2,792 posts, read 3,648,557 times
Reputation: 1547
Quote:
Originally Posted by gardener34 View Post
The breeder we purchased from has a initiative for excellent temperments. Also, she does not breed until she has homes for the puppies first. You have to be put on a waiting list. Ours is a pet quality dog - we finally got one from her after a year and a half wait. Most people are too "instant gratification" for that unfortunately. The dogs she sells are also working dogs - and she interviewed us and actually got us into the working part of the hobby. It is very much fun. We had to sign something that if we could no longer keep the dog because of changing life circumstances (home repo, divorce, etc.) we must give the dog back to her. She does not want ANY of her pups going to a pound.

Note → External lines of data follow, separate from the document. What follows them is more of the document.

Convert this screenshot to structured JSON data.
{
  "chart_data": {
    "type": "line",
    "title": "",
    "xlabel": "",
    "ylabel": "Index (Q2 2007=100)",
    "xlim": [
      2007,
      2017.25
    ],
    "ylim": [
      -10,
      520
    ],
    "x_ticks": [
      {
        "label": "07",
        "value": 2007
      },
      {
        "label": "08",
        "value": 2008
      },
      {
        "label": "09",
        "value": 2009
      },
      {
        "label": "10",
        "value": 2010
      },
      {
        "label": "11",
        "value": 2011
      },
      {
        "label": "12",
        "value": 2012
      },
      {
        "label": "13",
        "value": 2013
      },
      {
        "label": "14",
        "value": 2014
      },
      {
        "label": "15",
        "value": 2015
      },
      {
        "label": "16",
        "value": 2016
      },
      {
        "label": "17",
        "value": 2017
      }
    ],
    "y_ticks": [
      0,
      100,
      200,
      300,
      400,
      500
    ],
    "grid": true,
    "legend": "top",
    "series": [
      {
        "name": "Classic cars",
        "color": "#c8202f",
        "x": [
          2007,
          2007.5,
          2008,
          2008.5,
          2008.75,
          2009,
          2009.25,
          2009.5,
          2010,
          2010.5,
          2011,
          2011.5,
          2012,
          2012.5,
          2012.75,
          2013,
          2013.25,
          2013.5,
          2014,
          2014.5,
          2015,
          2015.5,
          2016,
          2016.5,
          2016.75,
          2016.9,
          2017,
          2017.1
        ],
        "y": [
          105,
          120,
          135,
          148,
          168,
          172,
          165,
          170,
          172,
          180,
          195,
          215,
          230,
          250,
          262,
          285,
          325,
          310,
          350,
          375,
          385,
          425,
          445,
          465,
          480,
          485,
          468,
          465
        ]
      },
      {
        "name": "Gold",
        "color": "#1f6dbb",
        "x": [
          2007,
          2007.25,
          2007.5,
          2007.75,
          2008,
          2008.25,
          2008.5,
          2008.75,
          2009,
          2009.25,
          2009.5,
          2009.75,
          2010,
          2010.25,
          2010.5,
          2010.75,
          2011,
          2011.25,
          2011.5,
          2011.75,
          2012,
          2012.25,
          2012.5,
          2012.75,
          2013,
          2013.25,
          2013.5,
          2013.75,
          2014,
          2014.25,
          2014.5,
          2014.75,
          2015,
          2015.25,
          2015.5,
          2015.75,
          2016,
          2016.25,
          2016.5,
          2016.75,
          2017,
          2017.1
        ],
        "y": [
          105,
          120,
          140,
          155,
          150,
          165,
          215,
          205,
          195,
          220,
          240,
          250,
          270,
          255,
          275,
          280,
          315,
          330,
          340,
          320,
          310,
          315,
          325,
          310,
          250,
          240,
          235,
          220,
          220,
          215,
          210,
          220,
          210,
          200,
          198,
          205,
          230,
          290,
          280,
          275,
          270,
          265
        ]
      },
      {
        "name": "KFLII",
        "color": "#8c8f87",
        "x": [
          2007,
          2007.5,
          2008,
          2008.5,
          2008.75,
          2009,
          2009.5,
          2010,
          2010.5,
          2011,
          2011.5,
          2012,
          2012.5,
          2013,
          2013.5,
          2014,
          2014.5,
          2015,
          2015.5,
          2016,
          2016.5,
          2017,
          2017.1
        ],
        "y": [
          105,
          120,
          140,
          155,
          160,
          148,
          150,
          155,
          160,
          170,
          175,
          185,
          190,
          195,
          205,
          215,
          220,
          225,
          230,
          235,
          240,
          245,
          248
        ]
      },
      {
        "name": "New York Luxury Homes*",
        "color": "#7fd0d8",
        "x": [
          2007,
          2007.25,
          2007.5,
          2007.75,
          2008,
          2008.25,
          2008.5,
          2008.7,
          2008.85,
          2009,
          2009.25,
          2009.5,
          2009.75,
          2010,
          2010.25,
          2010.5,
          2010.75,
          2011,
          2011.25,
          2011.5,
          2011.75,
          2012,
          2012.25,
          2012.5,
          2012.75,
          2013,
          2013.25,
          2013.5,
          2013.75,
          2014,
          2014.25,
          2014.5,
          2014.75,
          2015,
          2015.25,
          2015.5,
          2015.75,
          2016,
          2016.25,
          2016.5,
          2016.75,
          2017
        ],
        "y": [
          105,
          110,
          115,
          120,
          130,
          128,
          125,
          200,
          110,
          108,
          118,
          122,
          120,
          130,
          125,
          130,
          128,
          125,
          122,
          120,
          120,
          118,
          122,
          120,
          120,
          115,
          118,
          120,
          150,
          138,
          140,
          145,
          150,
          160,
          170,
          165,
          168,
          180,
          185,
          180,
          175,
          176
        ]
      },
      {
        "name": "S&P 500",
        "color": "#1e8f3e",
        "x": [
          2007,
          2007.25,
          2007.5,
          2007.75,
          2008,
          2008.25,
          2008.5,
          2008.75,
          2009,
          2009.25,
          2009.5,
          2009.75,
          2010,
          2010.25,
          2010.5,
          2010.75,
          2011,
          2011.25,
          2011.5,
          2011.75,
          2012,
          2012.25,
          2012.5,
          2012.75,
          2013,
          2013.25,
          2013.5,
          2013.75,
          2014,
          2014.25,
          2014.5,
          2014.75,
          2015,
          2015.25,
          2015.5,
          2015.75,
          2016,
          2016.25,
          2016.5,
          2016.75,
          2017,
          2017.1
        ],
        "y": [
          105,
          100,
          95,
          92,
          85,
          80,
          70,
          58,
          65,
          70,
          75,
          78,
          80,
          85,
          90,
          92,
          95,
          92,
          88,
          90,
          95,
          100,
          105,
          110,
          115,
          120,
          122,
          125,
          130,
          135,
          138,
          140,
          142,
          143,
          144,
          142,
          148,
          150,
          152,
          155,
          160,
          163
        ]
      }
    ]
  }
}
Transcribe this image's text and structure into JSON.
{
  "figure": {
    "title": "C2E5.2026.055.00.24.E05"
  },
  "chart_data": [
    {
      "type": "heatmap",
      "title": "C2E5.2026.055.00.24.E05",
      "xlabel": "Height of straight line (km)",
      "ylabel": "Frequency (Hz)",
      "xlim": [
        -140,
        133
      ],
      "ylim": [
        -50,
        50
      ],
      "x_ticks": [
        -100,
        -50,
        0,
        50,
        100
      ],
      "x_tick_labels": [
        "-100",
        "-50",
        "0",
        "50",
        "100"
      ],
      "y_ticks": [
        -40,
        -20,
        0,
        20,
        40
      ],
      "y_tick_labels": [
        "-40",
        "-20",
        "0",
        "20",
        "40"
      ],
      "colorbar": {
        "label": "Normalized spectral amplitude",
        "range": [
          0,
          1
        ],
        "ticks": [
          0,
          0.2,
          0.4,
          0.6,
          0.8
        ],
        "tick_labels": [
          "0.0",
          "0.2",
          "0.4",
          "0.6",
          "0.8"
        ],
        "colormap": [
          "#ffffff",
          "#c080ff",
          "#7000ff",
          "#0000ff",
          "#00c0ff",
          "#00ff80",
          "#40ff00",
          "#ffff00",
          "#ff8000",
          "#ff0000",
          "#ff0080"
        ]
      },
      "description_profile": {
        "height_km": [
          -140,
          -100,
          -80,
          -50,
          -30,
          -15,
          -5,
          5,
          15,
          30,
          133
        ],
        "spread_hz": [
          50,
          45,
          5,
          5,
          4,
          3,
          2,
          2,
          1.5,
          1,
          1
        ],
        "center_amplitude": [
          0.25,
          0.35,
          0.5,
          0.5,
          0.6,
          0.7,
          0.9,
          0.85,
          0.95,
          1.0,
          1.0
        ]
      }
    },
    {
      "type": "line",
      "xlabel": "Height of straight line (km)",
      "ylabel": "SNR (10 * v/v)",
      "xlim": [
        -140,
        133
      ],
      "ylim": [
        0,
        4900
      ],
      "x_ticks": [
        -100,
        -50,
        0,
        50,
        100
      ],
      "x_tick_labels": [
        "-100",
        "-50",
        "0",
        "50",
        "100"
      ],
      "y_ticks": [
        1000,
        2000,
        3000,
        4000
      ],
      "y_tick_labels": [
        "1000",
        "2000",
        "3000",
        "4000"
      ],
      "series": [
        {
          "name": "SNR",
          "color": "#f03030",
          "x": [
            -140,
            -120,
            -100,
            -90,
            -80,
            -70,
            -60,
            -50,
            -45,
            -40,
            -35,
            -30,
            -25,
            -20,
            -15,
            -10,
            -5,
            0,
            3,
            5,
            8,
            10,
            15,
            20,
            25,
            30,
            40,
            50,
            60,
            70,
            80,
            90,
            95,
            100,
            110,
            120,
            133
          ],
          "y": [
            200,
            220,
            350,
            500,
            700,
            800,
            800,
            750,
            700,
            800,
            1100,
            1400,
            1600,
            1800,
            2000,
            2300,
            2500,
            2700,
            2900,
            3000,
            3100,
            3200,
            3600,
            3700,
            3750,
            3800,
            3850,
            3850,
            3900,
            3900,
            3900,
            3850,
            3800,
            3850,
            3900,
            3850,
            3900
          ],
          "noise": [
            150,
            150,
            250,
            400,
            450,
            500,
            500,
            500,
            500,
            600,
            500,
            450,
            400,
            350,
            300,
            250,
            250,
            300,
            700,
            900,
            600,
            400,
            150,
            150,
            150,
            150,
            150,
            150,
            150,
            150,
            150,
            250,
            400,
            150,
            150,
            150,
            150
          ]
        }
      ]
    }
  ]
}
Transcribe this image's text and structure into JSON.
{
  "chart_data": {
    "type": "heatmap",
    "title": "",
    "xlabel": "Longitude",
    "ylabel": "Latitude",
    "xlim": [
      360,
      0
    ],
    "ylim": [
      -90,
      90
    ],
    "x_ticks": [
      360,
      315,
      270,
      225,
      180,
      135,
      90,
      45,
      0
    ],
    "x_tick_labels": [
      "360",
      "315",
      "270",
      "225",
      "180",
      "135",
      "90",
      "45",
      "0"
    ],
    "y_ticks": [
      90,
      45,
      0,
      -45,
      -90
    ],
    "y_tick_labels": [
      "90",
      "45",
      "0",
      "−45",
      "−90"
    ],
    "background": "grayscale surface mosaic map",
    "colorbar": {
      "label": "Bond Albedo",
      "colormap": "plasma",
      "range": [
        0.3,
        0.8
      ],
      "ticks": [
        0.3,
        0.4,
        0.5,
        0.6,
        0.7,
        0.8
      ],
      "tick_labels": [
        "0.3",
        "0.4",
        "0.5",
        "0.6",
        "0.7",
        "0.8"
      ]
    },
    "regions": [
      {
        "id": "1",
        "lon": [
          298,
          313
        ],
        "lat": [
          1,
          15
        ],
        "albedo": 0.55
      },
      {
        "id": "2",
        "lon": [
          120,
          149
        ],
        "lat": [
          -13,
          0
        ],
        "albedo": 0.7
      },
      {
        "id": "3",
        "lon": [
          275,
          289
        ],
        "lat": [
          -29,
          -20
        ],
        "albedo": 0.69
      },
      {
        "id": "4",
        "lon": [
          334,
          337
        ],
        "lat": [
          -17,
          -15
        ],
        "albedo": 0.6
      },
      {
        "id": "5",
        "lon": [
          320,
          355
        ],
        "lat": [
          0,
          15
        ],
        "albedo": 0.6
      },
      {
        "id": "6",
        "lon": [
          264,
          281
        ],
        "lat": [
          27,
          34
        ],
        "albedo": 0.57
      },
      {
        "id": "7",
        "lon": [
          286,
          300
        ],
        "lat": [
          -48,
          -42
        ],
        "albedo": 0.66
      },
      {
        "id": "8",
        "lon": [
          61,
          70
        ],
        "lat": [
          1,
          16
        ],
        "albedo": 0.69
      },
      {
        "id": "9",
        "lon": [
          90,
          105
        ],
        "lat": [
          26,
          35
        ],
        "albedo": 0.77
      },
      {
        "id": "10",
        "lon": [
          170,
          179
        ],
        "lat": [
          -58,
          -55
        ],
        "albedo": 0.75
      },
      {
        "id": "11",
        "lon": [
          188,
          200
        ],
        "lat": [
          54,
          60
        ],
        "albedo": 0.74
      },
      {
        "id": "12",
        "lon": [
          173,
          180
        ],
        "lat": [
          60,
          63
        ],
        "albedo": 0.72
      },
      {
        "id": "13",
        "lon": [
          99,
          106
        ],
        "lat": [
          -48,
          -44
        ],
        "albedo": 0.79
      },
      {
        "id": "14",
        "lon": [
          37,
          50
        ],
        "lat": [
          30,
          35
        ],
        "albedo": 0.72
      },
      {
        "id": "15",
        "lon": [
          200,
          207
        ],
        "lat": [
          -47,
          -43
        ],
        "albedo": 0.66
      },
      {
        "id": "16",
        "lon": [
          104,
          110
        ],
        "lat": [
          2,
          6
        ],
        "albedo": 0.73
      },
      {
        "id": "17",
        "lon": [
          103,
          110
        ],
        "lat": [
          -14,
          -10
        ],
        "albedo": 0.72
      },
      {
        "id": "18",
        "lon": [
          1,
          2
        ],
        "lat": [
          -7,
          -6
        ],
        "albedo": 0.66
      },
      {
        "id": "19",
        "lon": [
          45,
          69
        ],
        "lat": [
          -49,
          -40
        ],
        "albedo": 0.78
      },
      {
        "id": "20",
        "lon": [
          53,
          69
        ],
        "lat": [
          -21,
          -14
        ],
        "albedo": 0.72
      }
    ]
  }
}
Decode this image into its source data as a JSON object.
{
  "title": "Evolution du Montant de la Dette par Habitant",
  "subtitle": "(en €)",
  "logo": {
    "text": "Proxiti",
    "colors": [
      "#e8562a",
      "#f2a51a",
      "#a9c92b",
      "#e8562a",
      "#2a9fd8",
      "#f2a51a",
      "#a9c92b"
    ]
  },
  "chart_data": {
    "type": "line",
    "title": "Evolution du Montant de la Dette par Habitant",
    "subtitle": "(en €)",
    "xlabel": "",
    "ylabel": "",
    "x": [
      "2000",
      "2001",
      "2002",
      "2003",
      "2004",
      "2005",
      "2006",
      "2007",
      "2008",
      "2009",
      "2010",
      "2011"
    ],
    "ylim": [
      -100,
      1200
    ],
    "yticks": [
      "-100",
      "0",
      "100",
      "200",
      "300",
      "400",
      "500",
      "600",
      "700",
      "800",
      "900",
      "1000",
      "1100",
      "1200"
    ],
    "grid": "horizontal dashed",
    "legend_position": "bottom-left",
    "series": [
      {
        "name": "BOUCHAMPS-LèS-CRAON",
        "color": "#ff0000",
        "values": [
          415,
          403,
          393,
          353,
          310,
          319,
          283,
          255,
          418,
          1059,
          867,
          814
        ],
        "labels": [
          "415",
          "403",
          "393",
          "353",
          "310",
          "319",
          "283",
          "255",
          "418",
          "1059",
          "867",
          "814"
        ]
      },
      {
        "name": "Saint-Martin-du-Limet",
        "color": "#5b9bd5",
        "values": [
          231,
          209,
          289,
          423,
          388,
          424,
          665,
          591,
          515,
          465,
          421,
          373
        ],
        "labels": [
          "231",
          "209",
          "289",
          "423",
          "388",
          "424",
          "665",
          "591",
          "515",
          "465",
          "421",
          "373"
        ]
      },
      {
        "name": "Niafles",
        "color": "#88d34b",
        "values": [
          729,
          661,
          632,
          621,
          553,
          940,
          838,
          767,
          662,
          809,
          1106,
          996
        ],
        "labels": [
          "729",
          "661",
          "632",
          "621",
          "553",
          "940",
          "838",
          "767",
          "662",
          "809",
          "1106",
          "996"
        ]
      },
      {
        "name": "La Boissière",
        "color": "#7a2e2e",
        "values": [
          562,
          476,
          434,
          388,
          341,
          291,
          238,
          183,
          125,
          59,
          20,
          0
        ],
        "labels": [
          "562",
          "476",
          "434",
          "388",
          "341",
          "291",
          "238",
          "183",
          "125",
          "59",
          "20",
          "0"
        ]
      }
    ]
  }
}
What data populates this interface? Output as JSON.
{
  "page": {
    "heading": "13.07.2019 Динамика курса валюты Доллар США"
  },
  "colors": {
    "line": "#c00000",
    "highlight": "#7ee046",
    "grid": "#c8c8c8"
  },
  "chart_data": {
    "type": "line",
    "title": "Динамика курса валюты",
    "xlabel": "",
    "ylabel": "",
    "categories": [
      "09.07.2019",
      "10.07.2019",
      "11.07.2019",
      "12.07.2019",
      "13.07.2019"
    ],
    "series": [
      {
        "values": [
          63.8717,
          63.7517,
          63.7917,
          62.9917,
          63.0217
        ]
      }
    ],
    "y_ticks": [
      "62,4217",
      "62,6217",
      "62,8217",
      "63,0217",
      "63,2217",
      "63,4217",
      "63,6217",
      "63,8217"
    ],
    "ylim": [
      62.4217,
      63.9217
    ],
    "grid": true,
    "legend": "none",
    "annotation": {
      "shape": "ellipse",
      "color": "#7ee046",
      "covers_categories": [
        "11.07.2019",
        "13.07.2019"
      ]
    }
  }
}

The parents were both cerfd. We had this breed of dog several times before, so she only sold the pup to us after she interviewed us and called up our vet.
The club she (and we) are in now, is involved with the breed rescue and is continually fostering and trying to find homes for these unfortunates.
I do not hesitate to recommend our breeder to someone looking for a dog of our breed, but I also warn that she may not sell to them. And let these people know when we have a rescue available!
I am continually on a soapbox to people to avoid buying from a petshop - but rarely do they listen to me!
Now THAT sounds like a good breeder! Can I ask what breed of dog it is? Good to hear positive stories about breeders nowadays!